Hacker News new | ask | show | jobs
by poizan42 3491 days ago
A lot of people have experimented with a lot of different ways of encoding binary data as printable text. Wikipedia has a list of different encoding schemes[0].

The most efficient one is yEnc[1]. Still the simplest ones such as base64 or good old hex may actually work better once compression comes into the picture.

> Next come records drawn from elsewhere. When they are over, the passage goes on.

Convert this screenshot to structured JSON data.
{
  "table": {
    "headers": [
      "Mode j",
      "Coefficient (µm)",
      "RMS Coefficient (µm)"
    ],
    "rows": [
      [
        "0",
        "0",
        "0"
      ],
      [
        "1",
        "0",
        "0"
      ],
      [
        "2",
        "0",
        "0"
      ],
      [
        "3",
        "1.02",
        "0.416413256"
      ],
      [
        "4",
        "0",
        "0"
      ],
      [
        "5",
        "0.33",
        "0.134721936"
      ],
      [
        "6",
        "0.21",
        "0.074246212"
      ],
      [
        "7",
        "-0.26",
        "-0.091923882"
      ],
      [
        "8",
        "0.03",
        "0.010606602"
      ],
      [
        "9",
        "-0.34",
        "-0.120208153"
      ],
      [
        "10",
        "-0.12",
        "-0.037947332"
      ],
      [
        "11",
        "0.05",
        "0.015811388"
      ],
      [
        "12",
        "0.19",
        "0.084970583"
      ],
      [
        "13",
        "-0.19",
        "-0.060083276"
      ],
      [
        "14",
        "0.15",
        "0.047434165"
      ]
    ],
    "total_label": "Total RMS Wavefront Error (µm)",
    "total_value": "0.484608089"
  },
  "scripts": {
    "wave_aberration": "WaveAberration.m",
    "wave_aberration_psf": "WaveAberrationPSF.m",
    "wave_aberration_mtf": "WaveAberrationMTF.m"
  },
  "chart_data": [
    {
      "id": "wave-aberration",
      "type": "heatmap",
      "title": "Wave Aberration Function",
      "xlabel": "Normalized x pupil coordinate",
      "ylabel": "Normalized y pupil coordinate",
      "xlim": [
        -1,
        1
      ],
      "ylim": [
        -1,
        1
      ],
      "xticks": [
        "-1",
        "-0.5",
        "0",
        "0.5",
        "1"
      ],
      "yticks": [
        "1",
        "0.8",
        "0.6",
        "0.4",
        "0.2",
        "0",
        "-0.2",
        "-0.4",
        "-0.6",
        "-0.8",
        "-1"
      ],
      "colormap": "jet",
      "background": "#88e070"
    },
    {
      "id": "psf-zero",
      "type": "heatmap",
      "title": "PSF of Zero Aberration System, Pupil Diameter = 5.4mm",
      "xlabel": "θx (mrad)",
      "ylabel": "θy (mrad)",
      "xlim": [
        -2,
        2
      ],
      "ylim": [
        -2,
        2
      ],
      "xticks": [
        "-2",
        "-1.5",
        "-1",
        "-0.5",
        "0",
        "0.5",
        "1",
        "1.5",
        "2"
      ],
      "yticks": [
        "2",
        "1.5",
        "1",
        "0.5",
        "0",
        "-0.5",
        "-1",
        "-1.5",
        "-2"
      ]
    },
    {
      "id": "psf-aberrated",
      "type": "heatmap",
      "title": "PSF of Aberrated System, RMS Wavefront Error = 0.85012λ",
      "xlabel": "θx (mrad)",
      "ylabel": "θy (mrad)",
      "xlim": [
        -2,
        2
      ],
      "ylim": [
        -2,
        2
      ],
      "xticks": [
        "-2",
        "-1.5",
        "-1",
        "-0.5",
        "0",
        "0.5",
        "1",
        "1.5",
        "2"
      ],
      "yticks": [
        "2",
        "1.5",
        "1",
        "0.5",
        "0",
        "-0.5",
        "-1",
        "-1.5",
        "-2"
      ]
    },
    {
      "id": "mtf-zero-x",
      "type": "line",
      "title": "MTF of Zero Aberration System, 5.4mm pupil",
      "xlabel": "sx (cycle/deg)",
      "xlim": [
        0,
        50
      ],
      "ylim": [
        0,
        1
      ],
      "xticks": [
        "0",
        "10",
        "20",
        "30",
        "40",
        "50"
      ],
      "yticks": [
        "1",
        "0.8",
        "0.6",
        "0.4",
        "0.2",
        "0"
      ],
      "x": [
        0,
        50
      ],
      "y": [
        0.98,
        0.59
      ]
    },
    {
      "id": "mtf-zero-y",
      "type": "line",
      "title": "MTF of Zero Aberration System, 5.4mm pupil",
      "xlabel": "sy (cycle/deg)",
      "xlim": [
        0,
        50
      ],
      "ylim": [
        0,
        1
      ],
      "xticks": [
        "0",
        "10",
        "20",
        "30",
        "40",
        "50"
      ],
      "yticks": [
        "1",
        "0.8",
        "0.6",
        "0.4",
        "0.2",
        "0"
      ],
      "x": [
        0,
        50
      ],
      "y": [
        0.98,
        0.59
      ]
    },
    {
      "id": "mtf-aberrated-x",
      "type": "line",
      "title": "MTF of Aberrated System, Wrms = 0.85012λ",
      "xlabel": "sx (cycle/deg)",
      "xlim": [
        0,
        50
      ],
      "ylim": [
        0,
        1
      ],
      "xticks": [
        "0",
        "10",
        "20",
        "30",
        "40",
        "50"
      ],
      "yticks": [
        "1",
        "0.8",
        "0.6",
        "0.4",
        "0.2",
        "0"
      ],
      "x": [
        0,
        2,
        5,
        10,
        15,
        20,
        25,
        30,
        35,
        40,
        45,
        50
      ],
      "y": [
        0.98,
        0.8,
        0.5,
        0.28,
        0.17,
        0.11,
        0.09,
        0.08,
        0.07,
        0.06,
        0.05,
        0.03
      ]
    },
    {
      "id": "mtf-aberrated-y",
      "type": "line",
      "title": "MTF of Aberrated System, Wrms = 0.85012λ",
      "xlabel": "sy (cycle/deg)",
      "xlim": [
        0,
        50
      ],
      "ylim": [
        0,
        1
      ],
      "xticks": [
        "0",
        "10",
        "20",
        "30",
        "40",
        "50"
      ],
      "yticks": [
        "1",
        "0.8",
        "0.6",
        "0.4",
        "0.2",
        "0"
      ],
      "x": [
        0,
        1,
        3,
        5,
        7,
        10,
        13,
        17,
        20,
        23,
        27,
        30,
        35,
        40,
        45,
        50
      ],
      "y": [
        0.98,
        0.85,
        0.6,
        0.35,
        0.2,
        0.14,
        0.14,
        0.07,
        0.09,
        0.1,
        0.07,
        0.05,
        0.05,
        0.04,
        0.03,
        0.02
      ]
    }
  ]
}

[0]: https://en.wikipedia.org/wiki/Binary-to-text_encoding

[1]: https://en.wikipedia.org/wiki/YEnc

3 comments

It's crucial to evaluate encoding space usage in the context of compression. For instance gzip(base16(data)) is often smaller than gzip(base64(data)) for practical data. Even though base64 is more efficient than base16, it breaks up data across byte boundaries which then makes gzip significantly less efficient.
When would you gzip encoded data instead of encoding gzipped data? Doesn't gzip after encoding defeat the whole idea of encoding the data in a format that won't get mangled by systems that expect to be handling text?
When serving gzip-compressed pages to browsers that support it.
He meant that you typically use base64 when the medium you use (e.g. email) doesn't support binary data. When you compress base64 encoded data you get back binary output. If binary output is ok to transfer, then why would you use base64 in the first place? Why not just compress the raw data?
If your embedding encoded data in another file format which forces restrictions on it. The encoding in the article is very explicitly optimized to be embedded in HTML attributes, which have a limited character range. The full HTML document is later compressed for transport, over a protocol that a) is aware of the compression and b) can transport binary data.
Came here to post this... yEnc is about as compact as you can get, and has been around for over a decade.

Besides that, the Z85 encoding is the next runner up as a compact "string safe" encoding: https://rfc.zeromq.org/spec:32/Z85/

YEnc is unsuitable when the text will be transfered as UTF-8.